"Itu dia, saya melihat begini ada upaya menggiring ke sengketa kewenangan, saya nggak mau bilang pembangkangan tapi ini tidak ada urusan sama pengambilalihan," kata pakar hukum pidana Universitas Indonesia, Ganjar Laksamana Bonaparta, saat berbincang lewat telepon, Selasa (7/8/2012).
Menurut Ganjar, kasus simulator SIM yang ditangani KPK tak bisa disebut pengambilalihan dari Polri. Sebab, dalam UU KPK no 30 tahun 2002, terutama pasal 50 jelas mengatakan, bila ada penegak hukum lain yang menyidik kasus sama, harus berhenti dan diserahkan ke KPK.
SCROLL TO CONTINUE WITH CONTENT
Karena itu, Ganjar meminta agar KPK tetap menyidik kasus ini seperti biasa. Irjen Djoko Susilo harus segera diperiksa. Bila Polri menghalangi, KPK jangan segan untuk menjerat mereka dengan pasal menghalang-halangi proses penyidikan.
"Walaupun kita sama-sama tahu, polisi bisa menggunakan itu. Tapi KPK jelas lebih berwenang," ucapnya.
Rebutan perkara antara KPK dan Polri ini terjadi setelah pihak Polri menetapkan lima orang tersangka yakni AKBP Teddy Rusmawan sebagai ketua pengadaan, Kompol Legino saat ini menjabat sebagai Bendahara Satuan Korlantas, Wakorlantas Brigjen Didik Purnomo, dan pihak swasta yakni Sukotjo Bambang, serta Budi Santoso. Tiga nama terakhir itu, juga telah ditetapkan KPK sebagai tersangka.

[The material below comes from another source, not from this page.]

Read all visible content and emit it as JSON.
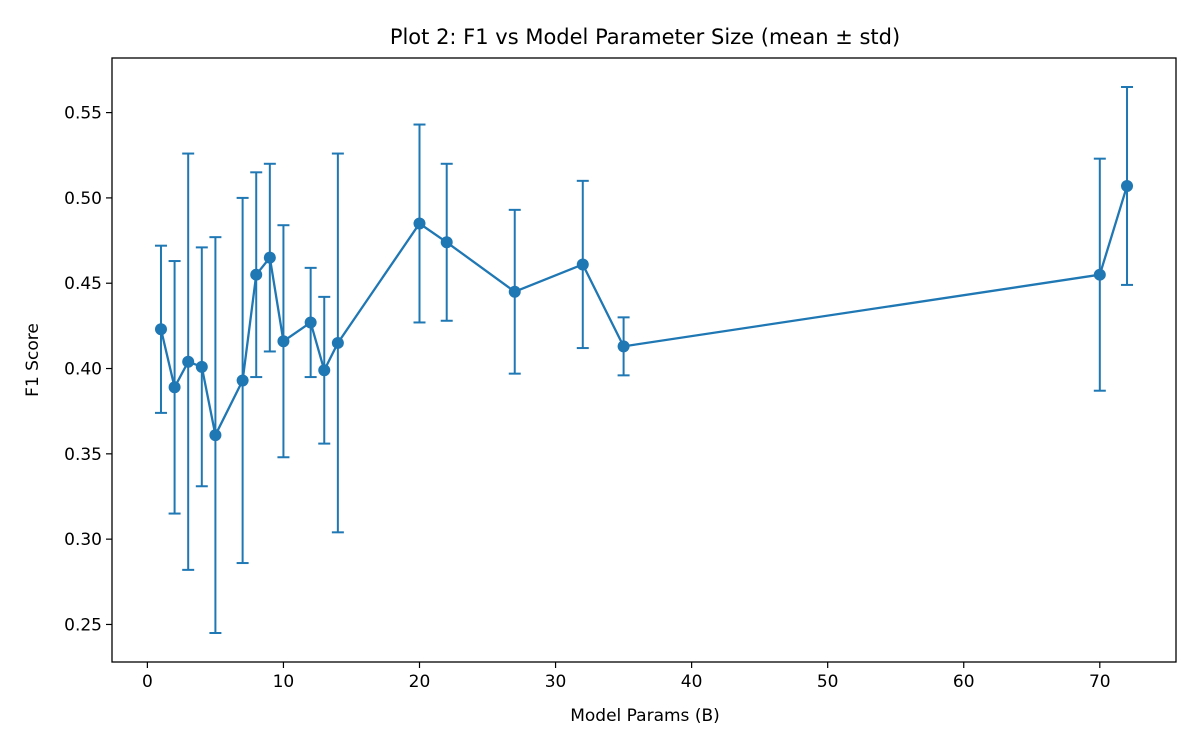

Selain tiga nama tersebut yang 'tersangka bersama', KPK juga telah menetapkan mantan Kakorlantas Irjen Djoko Susilo sebagai tersangka. Situasi persaingan KPK dan Polri semakin panas setelah pihak kepolisian merasa keberatan dengan penggeledahan yang dilakukan KPK di kantor Korlantas pada Senin (30/7) lalu. Selain sempat menahan barang bukti dan penyidik KPK, pihak Polri juga sampai sekarang mengirimkan personel khusus guna menjaga barang bukti yang ada di kantor KPK.